Sets created by artist-collectors can, in many cases, represent affective traces of their personal relationships. Tatiana Blass' collection, comprised of works by her great uncle, Rico Blass (Breslau, Alemanha, 1908 - n.d.), challenges us to question the extent to which these relationships are established as direct or indirect exchanges. The same occurs in view of Thiago Martins de Melo's installation work and his collection of desenhos de amigos, drawings by friends who are also artists. The sets by Martins de Melo and Blass make the affective power of the act of saving things and the subjective consequences of this act in their formal choices stand out.

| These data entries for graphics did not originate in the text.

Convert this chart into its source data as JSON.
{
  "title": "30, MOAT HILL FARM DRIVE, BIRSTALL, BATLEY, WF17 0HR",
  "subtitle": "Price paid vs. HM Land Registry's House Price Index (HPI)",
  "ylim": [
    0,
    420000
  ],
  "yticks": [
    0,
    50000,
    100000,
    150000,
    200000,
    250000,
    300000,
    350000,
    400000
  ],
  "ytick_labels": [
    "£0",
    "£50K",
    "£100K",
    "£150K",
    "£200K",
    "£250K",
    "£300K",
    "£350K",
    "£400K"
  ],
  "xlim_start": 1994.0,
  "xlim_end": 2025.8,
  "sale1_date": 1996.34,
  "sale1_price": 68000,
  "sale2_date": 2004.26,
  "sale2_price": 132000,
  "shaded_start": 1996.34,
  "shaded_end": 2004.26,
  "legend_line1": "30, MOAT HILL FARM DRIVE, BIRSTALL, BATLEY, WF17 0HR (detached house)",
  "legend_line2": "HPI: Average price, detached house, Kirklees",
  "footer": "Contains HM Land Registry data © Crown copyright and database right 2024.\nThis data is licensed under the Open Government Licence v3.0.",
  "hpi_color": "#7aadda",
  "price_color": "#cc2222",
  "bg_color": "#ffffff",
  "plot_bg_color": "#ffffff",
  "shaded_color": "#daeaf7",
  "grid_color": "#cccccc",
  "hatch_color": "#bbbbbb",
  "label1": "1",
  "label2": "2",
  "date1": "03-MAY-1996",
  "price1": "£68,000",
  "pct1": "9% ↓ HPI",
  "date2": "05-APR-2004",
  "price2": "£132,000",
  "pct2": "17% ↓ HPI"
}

Paulo Pasta's paintings are in dialogue with a collection of some of his masters: Mira Schendel (Zurich, Switzerland, 1919 - São Paulo, Brazil, 1988), Alfredo Volpi (Lucca, Italy, 1896 – São Paulo, Brazil, 1988) and Amilcar de Castro (Paraisópolis, Brazil,1920 - Belo Horizonte, Brazil, 2002), in a potent exchange between great names in Brazilian art. Similarly, it operates the relationship between Iole de Freitas and her collection of never-before-seen transfers by Tarsila do Amaral, in which the methodological paths of the latter artist's famous paintings are delineated. Process and method are established here in their traces, capable of being shared between practices of different generations.

An artist's art collection is capable of revealing traces of latent reflections that led to their practices and poetics. In this sense, Tunga's works are presented in dialogue with his collection of French Dada and Surrealist works – among them, four engravings by Marcel Duchamp (Blainville-Crevon, France, 1887 – Neuilly-sur-Seine, França, 1968). Among Tunga's works, in addition to his drawings, is also the installation Evolution (2007), made using the same language as the installation/performance Laminated Souls, on view at MoMA P.S. 1, in New York, in 2007 and 2008.